McKinnon founded CopySmiths, a blogging agency, three years ago. He and I spoke for the first time shortly after that launch, long before the advent of AI tools. We recently caught up, this time addressing writers for hire in the ChatGPT world.
Audio of our entire conversation is embedded below. Transcript edited for length and clarity.
Eric Bandholz. What do you do.
Katrina McKinnon. I am the founder of CopySmiths. We are an Australian based blogging agency for eCommerce stores. The company is three years old.
We work with writers all over the world, mostly in Kenya. They are very willing and hungry to work. Unfortunately, unemployment in Kenya is very high.
Bandholz. Are Artificial Intelligence Tools Impacting Your Business?
McKinnon: Just months ago, I was wary of AI. We’ve never used AI tools like Jasper or Frase. We used Surfer SEO once, but it left a footprint and created an expectation that content is easy.
Now we make all the content, but we use AI for ideas. We can direct it to, for example, “Give me an outline of how to clean a fountain.” It will do very well, although there are small details that he does not understand.
Another good use is a complex product description. We have a customer that sells headlamps and head torches for the mining industry. If you’re going into a quarry, an explosive environment, you don’t want your head torch to catch fire. ChatGPT is brilliant at revealing all the details. You can post product information on ChatGPT and it will spit back within seconds. “This has three batteries. The light lasts 24 hours.”
I don’t see ChatGPT becoming a search engine. It’s more of a discovery and exploration tool. We don’t use it to create blog copy because it doesn’t go into the depth needed to demonstrate authority on a topic. We use it to summarize and study.

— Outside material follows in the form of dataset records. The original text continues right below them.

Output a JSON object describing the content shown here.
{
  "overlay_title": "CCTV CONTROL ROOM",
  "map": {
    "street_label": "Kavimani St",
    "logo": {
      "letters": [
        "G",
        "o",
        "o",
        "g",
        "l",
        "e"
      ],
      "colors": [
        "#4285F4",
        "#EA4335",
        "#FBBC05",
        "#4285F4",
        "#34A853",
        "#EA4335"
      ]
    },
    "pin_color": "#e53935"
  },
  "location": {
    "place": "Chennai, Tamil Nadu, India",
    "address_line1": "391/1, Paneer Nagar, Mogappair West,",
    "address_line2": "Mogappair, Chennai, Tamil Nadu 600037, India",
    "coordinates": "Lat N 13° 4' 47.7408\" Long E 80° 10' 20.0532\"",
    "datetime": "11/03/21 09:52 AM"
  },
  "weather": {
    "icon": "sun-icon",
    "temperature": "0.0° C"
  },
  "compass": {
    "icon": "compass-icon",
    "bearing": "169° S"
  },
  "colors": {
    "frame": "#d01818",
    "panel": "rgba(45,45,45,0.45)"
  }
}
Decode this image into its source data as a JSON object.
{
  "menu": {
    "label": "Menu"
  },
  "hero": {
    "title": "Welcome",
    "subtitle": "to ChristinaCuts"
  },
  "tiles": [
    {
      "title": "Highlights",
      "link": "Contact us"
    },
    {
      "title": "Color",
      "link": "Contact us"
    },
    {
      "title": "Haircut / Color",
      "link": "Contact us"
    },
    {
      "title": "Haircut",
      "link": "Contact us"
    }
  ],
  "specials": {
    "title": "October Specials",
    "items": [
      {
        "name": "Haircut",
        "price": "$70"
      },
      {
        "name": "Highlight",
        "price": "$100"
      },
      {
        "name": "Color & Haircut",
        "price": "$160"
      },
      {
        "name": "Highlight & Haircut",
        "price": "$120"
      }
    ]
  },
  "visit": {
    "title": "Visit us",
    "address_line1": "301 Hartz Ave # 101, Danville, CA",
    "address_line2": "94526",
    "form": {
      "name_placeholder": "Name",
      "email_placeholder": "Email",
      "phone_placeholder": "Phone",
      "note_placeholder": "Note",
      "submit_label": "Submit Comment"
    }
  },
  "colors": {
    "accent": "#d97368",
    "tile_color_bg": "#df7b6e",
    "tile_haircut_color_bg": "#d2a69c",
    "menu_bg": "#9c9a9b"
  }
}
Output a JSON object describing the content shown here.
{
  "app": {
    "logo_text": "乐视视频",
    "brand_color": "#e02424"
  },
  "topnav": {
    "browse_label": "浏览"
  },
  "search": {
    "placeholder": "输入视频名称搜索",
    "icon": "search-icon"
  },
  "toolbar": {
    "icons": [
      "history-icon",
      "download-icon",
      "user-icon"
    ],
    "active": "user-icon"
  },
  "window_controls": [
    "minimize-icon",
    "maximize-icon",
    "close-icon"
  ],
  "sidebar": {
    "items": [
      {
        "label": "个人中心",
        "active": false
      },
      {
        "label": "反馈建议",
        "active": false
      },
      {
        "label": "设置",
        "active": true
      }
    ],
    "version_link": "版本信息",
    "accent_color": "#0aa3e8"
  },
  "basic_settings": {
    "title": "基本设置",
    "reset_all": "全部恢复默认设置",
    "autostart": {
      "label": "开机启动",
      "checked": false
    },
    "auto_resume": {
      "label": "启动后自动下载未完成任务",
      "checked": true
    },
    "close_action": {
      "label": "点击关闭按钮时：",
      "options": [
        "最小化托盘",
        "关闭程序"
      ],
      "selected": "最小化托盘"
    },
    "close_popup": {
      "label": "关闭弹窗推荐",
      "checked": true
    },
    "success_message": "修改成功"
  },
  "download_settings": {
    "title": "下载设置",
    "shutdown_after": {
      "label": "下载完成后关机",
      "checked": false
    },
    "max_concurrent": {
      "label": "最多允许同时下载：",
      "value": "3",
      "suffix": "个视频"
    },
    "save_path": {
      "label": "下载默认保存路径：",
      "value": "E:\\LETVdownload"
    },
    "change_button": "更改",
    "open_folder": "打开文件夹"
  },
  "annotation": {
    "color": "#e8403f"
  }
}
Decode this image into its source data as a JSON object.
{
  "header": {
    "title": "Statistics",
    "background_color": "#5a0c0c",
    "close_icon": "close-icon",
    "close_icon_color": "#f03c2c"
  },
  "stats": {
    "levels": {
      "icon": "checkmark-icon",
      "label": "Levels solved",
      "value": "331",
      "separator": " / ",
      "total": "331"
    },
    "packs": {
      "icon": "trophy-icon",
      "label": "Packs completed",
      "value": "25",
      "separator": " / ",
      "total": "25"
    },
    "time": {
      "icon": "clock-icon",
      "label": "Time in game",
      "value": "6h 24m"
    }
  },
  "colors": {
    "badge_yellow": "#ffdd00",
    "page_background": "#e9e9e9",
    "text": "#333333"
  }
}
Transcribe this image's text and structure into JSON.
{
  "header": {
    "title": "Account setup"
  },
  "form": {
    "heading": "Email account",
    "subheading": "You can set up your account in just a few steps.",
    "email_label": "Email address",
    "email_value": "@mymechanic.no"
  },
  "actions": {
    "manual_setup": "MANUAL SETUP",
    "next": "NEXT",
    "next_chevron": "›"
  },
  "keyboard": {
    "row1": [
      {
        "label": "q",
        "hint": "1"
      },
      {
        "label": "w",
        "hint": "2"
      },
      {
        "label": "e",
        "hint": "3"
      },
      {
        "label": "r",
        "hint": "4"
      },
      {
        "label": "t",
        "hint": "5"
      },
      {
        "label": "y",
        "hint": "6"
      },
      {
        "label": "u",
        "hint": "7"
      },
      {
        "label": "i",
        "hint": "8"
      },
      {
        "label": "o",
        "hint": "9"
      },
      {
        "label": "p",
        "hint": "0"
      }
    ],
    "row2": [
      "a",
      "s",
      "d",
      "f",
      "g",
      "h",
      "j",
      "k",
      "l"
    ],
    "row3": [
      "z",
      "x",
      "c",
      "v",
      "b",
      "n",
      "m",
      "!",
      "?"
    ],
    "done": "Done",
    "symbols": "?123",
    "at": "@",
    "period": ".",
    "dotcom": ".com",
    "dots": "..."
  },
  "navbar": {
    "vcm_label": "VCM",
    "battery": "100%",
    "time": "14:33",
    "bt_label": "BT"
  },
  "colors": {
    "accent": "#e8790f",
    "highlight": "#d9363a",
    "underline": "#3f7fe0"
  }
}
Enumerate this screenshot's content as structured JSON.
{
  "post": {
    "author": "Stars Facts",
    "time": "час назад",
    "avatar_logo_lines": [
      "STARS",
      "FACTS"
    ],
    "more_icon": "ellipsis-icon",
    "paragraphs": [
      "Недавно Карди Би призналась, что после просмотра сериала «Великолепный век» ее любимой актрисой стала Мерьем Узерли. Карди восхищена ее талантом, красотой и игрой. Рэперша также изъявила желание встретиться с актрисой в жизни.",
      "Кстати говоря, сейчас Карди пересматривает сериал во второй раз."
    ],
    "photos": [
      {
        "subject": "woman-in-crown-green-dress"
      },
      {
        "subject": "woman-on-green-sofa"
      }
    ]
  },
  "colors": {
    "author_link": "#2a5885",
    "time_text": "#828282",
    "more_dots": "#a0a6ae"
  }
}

It’s good for creating spreadsheets. You can direct it. “Make a chart comparing these vitamins and the effects on my skin, hair, or general well-being and tell me the milligram dosage.” It can create quite complex tables with many different relationships in the data.
However, the facts are wrong 80% of the time. So it requires extensive human supervision.
Bandholz. Can Google distinguish between AI and human-written articles?
McKinnon: Yes! Recently a Google employee on Twitter that AI content is acceptable in the right scenarios. So you won’t post a ChatGPT review, but of course you can use a simple FAQ, like how to replace batteries.
ChatGPT is one of many tools for writing AI. Perplexity.ai, for example, is a mix of Google search and Bing chat that acts as a search engine that pinpoints sources.
Google search is broken. Its results are full of low-quality Forbes articles. Yesterday I spoke with a merchant who paid a Forbes writer to feature the company’s shoes in an article. So it’s pay to play. It’s not a practice I’m interested in.
Let’s hope Google evolves from a boring, stupid search engine.
I’m excited about the upcoming need for AI operators, which I call rapid engineers. Many marketers are quantitative and mathematical. They run pay-per-click, “data-driven” campaigns. That’s how they grow e-commerce revenues.
In rapid engineering, it is storytellers—liberal arts majors and communicators—who will control language models because they naturally think creatively with words. Over the next few years, we will see linguistically creative founders build huge businesses.
Bandholz. Where can our audience follow you?